Proposition de loi Conforter l'habitat, l'offre de logements et la construction

Direction de la Séance

N°130

9 janvier 2026

(1ère lecture)

(n° 258 , 257 )


AMENDEMENT

C
G  
En attente de recevabilité financière

présenté par

Mme LE HOUEROU, M. UZENAT, Mme ARTIGALAS, MM. BOUAD, KANNER, MONTAUGÉ, MÉRILLOU et MICHAU, Mme LINKENHELD, MM. CARDON, PLA, REDON-SARRAZY, STANZIONE, TISSOT, BOURGI et GILLÉ, Mme NARASSIGUIN, MM. ROS, Michaël WEBER, ZIANE

et les membres du groupe Socialiste, Écologiste et Républicain


ARTICLE 7

Consulter le texte de l'article ^

Alinéa 4

Compléter cet alinéa par les mots :

et les mots : « pour laquelle aucun successible ne s’est présenté » sont remplacés par les mots : « qu’aucun successible n’a réclamés » 

Objet

La mobilisation des biens vacants ou abandonnés est un enjeu d’importance particulière pour les petites communes confrontées aux enjeux de sobriété, de revitalisation et de cadre de vie des habitants.

Les procédures sont cependant complexes, longues et onéreuses et les modes opératoires peu clairs.

Cet amendement propose une clarification et une simplification des procédures applicables.

L’article L. 1123-1 du CG3P prévoit que sont considérés comme n’ayant pas de maître, (1° ) les biens qui font partie d’une succession ouverte depuis plus de trente ans et pour laquelle aucun successible ne s’est présenté (délai ramené à 15 ans dans la présente proposition de loi).

Cette référence à la globalité d’une succession ne permet pas de distinguer clairement le régime des biens sans maître, acquis de plein droit en vertu des dispositions de l’article 713 du code civil, du régime des successions en déshérence de l’article L. 1122-1 du CG3P, ce qui complexifie fortement les démarches des collectivités et rend les conclusions de l’enquête très incertaines.

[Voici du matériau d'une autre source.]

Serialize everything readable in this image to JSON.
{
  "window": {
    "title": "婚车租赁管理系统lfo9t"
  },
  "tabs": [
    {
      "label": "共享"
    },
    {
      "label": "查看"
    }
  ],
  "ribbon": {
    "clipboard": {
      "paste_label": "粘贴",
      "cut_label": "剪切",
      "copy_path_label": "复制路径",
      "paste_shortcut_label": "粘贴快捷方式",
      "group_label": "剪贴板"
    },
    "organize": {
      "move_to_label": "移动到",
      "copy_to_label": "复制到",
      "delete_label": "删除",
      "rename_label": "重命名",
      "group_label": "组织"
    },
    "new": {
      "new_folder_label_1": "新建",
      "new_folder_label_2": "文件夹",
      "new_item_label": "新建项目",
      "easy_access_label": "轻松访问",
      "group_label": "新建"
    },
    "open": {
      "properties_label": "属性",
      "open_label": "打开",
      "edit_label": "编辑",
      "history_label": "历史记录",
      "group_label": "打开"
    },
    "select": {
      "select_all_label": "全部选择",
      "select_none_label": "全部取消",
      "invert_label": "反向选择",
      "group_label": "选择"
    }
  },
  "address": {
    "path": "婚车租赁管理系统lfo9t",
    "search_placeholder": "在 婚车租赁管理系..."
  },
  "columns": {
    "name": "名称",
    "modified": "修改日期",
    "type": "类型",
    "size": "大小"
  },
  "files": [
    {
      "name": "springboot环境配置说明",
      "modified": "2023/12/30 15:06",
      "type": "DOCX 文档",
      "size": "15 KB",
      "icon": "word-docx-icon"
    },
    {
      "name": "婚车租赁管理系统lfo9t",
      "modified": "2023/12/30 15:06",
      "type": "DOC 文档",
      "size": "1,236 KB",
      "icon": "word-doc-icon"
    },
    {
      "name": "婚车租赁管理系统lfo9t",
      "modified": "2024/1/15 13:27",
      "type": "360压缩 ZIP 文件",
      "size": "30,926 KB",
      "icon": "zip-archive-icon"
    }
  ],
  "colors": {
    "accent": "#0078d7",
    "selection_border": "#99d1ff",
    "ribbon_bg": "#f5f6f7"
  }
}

La référence à cette universalité que constitue une succession implique de prendre en compte l’éventualité d’une acceptation tacite pure et simple résultant d’un acte volontaire d’un héritier, par exemple la prise de possession d’un bien successoral. Les hypothèses pratiques rencontrées illustrent cette situation : ainsi lorsque, les héritiers abandonnent l’immeuble, mais prennent parallèlement possession d’actifs mobiliers ou d’autres biens, ils doivent être considérés comme acceptants tacites, à titre pur et simple, de la succession. Dans cette hypothèse, la voie de l’appréhension de l’immeuble par la commune se referme et prive l’article 713 du code civil d’effets juridiques alors que ce texte vise des biens particuliers situés sur son territoire qui reviennent de plein droit à la commune, non la succession dans son intégralité.

Les biens vacants sans maître comme les successions en déshérence appartenaient à l’État avant le transfert de 2004.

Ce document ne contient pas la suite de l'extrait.